The Structure of a Professional SKILL.md File
A valid SKILL.md configuration is designed to be easily read by humans and parsed by LLMs. It contains precise system instructions, trigger conditions, required parameters, and execution examples. Below is the typical architectural blueprint of a professional agent skill:
- Metadata & Core Scope: Declares the name of the skill, author details, target models, and a description of the capability.
- Triggers & Intent Detection: Details semantic triggers that help the agent decide when to invoke this skill.
- System Prompts: Explicit system-level instructions that direct the agent's behavior, personality, safety guardrails, and formatting preferences.
- Capabilities & Tools: Lists the files, databases, or APIs the agent must access to complete the tasks.
- Few-Shot Examples: Demonstrates real inputs and outputs, helping the model generalize behavior through in-context learning.
Optimizing Agent Workflows for Modern LLMs
Writing effective agent skills requires deep knowledge of prompt engineering. With the release of advanced reasoning models like Claude 3.5 Sonnet, ChatGPT o1, and DeepSeek-V3, prompt templates must focus on structured thinking. Developers are encouraged to use XML tags (e.g., <thought>, <context>, and <rules>) to isolate execution boundaries. Standardized prompts prevent agents from suffering from context drift, ensuring that long-running tasks remain aligned with the initial system parameters.
Exploring by SOC Occupations and Creator Profiles
What makes SkillMD unique is its taxonomy. Instead of simple text search, we parse and organize files according to the Standard Occupational Classification (SOC) system. This means you can discover skills written for Computer and Mathematical roles, Business and Financial operations, Legal, Design, and and Educational Instruction fields. By tracking creator profiles, developers can study how different teams organize their custom instructions, compare version updates, and fork public configs for specialized enterprise use cases.

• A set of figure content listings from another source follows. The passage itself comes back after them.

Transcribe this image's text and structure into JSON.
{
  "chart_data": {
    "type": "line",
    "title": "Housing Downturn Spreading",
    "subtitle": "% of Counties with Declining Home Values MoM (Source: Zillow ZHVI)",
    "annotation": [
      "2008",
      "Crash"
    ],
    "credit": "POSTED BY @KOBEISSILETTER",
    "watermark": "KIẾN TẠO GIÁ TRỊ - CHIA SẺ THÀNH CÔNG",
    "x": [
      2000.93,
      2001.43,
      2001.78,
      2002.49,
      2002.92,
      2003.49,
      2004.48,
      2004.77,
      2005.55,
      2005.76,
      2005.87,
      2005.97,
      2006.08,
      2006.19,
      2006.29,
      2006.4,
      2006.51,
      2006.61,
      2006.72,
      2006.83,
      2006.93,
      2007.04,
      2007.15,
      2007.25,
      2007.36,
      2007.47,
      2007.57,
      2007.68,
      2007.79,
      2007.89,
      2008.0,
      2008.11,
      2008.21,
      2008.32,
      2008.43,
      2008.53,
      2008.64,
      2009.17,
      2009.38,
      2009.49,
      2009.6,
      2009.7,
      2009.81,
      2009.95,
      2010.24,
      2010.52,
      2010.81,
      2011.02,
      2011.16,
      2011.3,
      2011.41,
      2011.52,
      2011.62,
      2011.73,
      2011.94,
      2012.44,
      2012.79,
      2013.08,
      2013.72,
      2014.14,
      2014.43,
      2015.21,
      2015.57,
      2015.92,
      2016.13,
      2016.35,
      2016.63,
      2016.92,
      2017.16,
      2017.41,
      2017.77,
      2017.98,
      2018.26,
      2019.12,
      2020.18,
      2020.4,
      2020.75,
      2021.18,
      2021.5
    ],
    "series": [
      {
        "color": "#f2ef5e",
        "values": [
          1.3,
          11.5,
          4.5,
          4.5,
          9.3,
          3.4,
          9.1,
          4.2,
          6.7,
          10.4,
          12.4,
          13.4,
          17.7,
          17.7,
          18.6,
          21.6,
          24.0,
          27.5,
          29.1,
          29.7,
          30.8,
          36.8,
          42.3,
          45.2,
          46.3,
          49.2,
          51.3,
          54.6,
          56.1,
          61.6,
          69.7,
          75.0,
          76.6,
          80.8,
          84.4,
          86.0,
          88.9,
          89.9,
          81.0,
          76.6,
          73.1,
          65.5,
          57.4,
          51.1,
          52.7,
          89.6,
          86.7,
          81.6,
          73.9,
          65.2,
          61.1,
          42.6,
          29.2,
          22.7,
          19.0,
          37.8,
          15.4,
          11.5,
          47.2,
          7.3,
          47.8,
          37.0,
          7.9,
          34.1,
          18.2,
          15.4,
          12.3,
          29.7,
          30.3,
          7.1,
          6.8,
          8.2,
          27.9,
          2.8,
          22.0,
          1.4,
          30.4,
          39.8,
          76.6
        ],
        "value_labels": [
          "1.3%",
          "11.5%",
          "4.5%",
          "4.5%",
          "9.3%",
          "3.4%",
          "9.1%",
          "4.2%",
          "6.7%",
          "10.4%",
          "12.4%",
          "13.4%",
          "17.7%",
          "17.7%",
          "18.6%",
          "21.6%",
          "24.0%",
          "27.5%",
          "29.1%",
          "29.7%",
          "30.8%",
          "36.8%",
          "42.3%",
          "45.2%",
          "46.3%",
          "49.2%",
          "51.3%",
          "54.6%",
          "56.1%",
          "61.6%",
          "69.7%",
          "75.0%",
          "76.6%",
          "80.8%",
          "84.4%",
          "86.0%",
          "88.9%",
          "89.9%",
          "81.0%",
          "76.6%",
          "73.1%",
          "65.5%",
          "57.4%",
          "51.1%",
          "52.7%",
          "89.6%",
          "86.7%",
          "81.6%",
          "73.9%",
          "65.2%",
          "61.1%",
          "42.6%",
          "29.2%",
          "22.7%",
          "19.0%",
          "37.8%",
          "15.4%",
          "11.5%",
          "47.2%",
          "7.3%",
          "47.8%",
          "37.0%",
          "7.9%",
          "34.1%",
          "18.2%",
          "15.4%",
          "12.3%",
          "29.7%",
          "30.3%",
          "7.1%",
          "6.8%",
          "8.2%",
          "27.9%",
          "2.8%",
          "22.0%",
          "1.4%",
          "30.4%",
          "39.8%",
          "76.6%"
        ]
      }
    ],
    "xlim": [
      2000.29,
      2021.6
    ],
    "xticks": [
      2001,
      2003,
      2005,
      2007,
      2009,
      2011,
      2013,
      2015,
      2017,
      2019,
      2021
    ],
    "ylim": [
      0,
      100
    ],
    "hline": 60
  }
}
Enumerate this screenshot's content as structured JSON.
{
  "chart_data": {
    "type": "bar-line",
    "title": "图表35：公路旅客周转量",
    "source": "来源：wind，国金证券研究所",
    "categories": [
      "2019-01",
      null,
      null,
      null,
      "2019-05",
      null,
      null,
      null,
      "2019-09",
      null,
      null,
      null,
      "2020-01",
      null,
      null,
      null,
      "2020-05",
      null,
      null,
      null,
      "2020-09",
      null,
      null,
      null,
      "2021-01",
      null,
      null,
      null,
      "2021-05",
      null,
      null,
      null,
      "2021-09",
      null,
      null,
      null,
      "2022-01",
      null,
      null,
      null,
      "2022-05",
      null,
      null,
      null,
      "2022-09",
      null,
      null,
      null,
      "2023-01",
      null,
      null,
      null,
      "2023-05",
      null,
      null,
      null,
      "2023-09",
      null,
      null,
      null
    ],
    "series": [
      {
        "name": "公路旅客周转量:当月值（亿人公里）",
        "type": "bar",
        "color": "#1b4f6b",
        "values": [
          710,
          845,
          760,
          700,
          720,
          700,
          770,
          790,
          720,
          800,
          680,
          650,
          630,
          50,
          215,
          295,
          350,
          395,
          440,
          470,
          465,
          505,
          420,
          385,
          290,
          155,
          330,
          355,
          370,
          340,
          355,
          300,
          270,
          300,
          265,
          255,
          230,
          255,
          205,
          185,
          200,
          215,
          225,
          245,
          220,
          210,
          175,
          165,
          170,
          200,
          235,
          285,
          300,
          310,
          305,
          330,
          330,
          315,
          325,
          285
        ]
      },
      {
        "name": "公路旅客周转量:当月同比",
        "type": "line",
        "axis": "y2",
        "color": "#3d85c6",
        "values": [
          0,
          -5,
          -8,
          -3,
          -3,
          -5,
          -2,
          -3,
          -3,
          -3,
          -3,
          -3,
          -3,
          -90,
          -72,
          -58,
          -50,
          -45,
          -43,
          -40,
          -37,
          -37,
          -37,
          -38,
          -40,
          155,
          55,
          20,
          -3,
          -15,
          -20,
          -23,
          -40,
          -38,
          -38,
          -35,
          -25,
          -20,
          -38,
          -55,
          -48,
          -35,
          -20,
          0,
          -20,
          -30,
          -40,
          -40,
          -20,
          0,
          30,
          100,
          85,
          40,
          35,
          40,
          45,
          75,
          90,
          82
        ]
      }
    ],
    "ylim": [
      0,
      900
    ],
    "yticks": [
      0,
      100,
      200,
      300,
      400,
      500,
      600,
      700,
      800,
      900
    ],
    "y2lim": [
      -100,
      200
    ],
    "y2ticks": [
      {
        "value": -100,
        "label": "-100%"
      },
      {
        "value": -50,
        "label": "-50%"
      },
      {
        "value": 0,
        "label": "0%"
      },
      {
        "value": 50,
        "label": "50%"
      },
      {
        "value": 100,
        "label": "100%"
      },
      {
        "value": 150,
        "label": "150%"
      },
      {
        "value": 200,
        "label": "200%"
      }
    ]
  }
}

SkillMD operates as a high-performance index running on a fast Go backend and a highly responsive Astro SSR frontend. All search queries execute in milliseconds, featuring smart debouncing to prevent multiple API requests while keeping user data secure. Join our community of developers to standardize your AI agent instructions and optimize your LLM prompting workflows today.
Frequently Asked Questions
A practical guide to agent skills: what they are, how to inspect them, and how SkillMD helps you explore the ecosystem.